Le pouvoir de la Commission de créer des circonscriptions d'exception est lui-même exceptionnel et, par conséquent, doit être interprété de façon restrictive: c'est d'ailleurs ce qu'affirme la Cour suprême dans l'arrêt Carter.
À cet égard, il est certainement utile d'examiner comment certaines autres juridictions canadiennes ont interprété cette notion d'exception. Au niveau fédéral, seules deux circonscriptions sur 305 ont ce statut. L'Ontario, qui reproduit le découpage électoral fédéral, n'en compte qu'une, le Manitoba aucune, la Saskatchewan deux, l'Alberta et la Colombie-Britannique une seule chacune.
Au Québec, nous avons à mon avis atteint le nombre maximum de circonscriptions d'exception.
Les nouvelles circonscriptions
La région de Lanaudière a connu une forte augmentation démographique entre 2000 et 2007, enregistrant en moyenne une augmentation de plus de 6000 électeurs par comté, avec le résultat qu'elles comptent chacune plus de 50 000 électeurs. Avec 58 459 électeurs, Masson dépasse déjà la moyenne supérieure, Berthier, Bertrand, L'Assomption, Rousseau et Terrebonne se rapprochant rapidement du chiffre magique. Le principe de la représentation effective des électeurs requiert à l'évidence la création d'un nouveau comté dans cette région.
Avec une moyenne de 54 208 électeurs, l'île de Laval continue d'être la région la plus sous-représentée du Québec. Quatre des cinq circonscriptions de Laval comptent plus de 54 000 électeurs: Fabre, Vimont, Mille-Îles et Chomedey.
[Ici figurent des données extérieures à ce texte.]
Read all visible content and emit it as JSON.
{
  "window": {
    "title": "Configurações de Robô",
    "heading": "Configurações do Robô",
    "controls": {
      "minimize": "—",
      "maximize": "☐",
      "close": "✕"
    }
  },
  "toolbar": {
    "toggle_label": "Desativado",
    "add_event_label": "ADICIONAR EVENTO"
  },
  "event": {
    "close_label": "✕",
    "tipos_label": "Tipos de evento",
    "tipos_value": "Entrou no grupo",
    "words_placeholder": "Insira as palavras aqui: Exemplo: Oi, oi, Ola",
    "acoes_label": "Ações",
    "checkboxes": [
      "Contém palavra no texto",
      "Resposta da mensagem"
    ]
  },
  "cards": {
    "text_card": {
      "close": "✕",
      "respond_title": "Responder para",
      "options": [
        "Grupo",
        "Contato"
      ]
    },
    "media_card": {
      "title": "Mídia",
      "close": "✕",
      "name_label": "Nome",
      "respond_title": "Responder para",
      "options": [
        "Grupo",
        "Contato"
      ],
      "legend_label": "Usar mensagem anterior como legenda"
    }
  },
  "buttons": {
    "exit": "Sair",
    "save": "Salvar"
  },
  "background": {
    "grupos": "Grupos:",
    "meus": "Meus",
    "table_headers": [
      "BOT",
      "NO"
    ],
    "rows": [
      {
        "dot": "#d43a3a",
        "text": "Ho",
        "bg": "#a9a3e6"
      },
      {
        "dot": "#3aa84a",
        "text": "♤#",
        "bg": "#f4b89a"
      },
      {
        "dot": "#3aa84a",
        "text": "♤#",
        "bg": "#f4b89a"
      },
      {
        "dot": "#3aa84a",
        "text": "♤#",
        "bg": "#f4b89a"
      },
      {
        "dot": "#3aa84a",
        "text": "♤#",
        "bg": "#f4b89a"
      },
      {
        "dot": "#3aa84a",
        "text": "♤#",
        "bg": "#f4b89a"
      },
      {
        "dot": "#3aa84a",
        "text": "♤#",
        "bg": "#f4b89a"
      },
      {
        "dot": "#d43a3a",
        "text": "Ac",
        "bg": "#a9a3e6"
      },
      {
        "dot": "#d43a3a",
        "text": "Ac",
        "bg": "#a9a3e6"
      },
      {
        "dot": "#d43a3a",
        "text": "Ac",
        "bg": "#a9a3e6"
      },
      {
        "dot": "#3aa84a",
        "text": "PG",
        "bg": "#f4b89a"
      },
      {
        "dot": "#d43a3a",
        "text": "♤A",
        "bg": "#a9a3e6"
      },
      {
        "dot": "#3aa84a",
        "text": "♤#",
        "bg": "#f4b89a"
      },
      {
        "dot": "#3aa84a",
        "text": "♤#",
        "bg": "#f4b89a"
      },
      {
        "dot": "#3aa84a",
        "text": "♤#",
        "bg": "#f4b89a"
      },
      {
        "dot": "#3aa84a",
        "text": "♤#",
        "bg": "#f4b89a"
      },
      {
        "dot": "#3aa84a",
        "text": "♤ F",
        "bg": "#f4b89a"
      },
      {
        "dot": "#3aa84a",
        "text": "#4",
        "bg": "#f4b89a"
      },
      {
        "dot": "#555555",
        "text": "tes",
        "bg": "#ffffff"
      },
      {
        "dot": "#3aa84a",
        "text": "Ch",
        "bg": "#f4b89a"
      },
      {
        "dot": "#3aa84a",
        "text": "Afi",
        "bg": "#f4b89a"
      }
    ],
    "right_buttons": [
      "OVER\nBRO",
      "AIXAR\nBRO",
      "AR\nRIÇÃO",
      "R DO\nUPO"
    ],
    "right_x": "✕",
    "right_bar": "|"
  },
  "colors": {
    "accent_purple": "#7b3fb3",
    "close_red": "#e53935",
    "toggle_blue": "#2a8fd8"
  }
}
L'ajout d'une circonscription à Laval porterait sa moyenne d'électeurs à 45 173 par comté.
Avec 21 circonscriptions et 1 017 893 électeurs, la Montérégie est, après Montréal, la région la plus populeuse du Québec et a comme particularité de compter neuf circonscriptions semi-rurales et douze circonscriptions urbaines. Un examen attentif de la carte électorale de cette région révèle qu'en général, les comtés semi-ruraux sont situés en périphérie des comtés urbains et ont des populations électorales qui se rapprochent de la moyenne provinciale alors que les comtés urbains supportent en général des populations électorales qui se situent soit au-dessus, soit près de la limite supérieure de 56 305 électeurs. Un cartographe amateur comme moi ne bénéficie pas des données qui lui permettraient de donner un avis éclairé; prudemment, il se contente d'attirer l'attention.
Compte tenu du nombre maximum de 125, l'introduction de deux ou trois nouvelles circonscriptions requiert le regroupement et le redécoupage de certains comtés avec le résultat qu'un nombre équivalent de circonscriptions doivent disparaître dans leur forme actuelle. Lors de la dernière refonte, la Commission avait adopté une solution de facilité, selon mon point de vue, en diminuant le nombre de comtés de l'île de Montréal de 30 à 28. Il est à souhaiter que cette fois-ci, la Commission examine davantage les circonscriptions dont le nombre d'électeurs se situe sous la limite inférieure ou près de celle-ci.